BORZIG: a CBOR codec library

CBOR, the Concise Binary Object Representation is my favorite binary encoding. Similar to MessagePack, it’s smaller and faster than JSON, and has a well-defined spec: https://cbor.io/.

Source: https://codeberg.org/javier_guerra/borzig

So far, it’s not optimized for speed, but for ease of use. I iterated a few times with how to use it in both streaming and in-place decoding, but it has settled down for a while now.

Like other (de)serialisation libraries, it’s heavily comptime, making it easy to go between structs and bytestrings preserving type-safety.

Comments welcome!

7 Likes

Quick question @Javier: say I have an array of objects, where each object is of the form {"id": 11, "name": "gonzo"}. If I encode this object with CBOR, can I avoid repeating the key name strings ("id", "name") for each object in the array? I browsed around and could not find a quick answer.

Technically you could transform {"id": id, "name": name}, ... to [{"id":0, "name":1}, [11, "gonzo"], ...] before encoding and back after decoding.
Possibly adding some sort of marker to distinguish it from other values.

But from looking at the specs I can’t see any record-like type that allows specifying the keys only once for multiple instances.

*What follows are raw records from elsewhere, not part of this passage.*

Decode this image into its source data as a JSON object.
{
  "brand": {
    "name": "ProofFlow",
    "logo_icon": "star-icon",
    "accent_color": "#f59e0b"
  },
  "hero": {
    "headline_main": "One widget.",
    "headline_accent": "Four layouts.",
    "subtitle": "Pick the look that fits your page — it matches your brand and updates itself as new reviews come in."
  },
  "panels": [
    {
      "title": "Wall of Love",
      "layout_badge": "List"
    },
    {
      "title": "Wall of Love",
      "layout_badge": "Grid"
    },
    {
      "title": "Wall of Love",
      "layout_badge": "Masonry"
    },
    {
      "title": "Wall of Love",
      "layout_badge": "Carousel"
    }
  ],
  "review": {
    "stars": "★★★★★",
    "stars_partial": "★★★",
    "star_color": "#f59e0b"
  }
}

But the spec has some unused values so you could possibly create some sort of extension that adds something like that.

Looks nice! I’m a big fan of cbor myself and I use it in most of my projects.
Two features I suggest you add that I use a lot with my own cbor library:

  1. Streaming conversion to/from json. Great for tracing, logging and working with json apis.

  2. Pattern matching on the encoded cbor. Great for using cbor in messaging systems and protocols and often faster than fully decoding. This would be very similar to your StreamParser.parse, but instead of decoding the entire cbor stream to the target type you use a target value as a template to match and extract values against.

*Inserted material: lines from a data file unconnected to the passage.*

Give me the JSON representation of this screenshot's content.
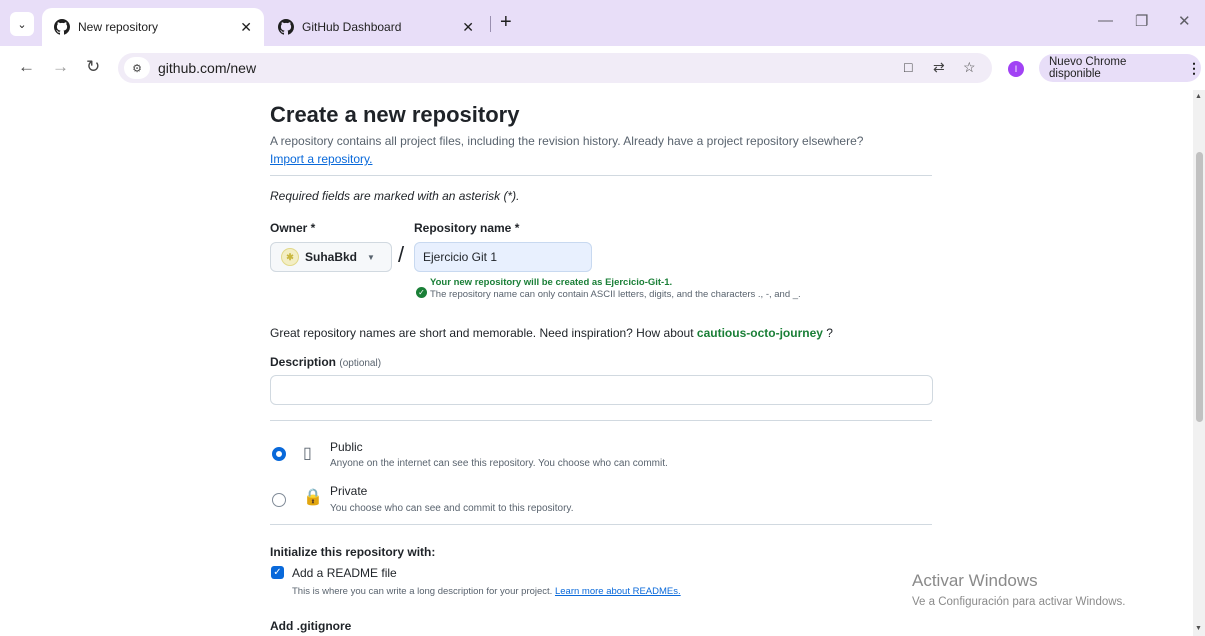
{
  "browser": {
    "tabs": [
      {
        "title": "New repository",
        "active": true
      },
      {
        "title": "GitHub Dashboard",
        "active": false
      }
    ],
    "url": "github.com/new",
    "profile_initial": "I",
    "update_label": "Nuevo Chrome disponible"
  },
  "page": {
    "title": "Create a new repository",
    "subtitle": "A repository contains all project files, including the revision history. Already have a project repository elsewhere?",
    "import_link": "Import a repository.",
    "required_note": "Required fields are marked with an asterisk (*).",
    "owner_label": "Owner *",
    "owner_value": "SuhaBkd",
    "repo_label": "Repository name *",
    "repo_value": "Ejercicio Git 1",
    "success_message": "Your new repository will be created as Ejercicio-Git-1.",
    "hint_message": "The repository name can only contain ASCII letters, digits, and the characters ., -, and _.",
    "inspiration_text": "Great repository names are short and memorable. Need inspiration? How about",
    "suggestion": "cautious-octo-journey",
    "suggestion_tail": "?",
    "description_label": "Description",
    "description_optional": "(optional)",
    "description_value": "",
    "visibility": [
      {
        "title": "Public",
        "description": "Anyone on the internet can see this repository. You choose who can commit.",
        "selected": true,
        "icon": "repo-icon"
      },
      {
        "title": "Private",
        "description": "You choose who can see and commit to this repository.",
        "selected": false,
        "icon": "lock-icon"
      }
    ],
    "init_title": "Initialize this repository with:",
    "readme_label": "Add a README file",
    "readme_checked": true,
    "readme_description": "This is where you can write a long description for your project.",
    "readme_link": "Learn more about READMEs.",
    "gitignore_title": "Add .gitignore"
  },
  "watermark": {
    "title": "Activar Windows",
    "subtitle": "Ve a Configuración para activar Windows."
  },
  "colors": {
    "accent_blue": "#0969da",
    "success_green": "#1a7f37",
    "tab_bar": "#e8def8"
  }
}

On a side note, stringify and parse are not terms I would use with cbor. It’s binary and in my mind those terms imply some sort of plain text. I would used terms like encode, decode, extract, match etc. Similar case for prefix, it’s called the data item head in the cbor rfc, or just the ‘type bytes’ and is not really a prefix because in many cases it may contain the entire data item.

Right, this is the usual trick for this sort of thing. Wondering if it was directly supported in CBOR. This is one of the things I like about ProtocolBuffers (but there are others I hate).

can I avoid repeating the key name strings ("id", "name") for each object in the array?

For decoding, it just works. Since Zig preserves struct field order, you can simply decode an (heterogeneous) array into a struct, and each array element will be decoded to the corresponding field.

For encoding, you could use a tuple, which is encoded into an array, or add use custom encoding (adding a .encode method to your struct). I might add some helper function to make that option easier.

[EDIT: just did that! custom “struct as array” encoder]

I’ve never used it, even on ProtocolBuffers, but I see how CBOR->JSON could be easy and efficient. I’ll add to the TODO.

For the other way around… It seems a much heavier task, and would either require random access to the JSON source (no streaming), or make every array and string in the resulting CBOR and indeterminate length element. While that’s supported, it negates the best advantages of binary encoding, and makes non-allocating decoding impossible.
Let’s say it’s much lower in the TODO list.

Yes, I do have some uses for that feature. Stay tuned!

I mostly agree. Will consider renaming.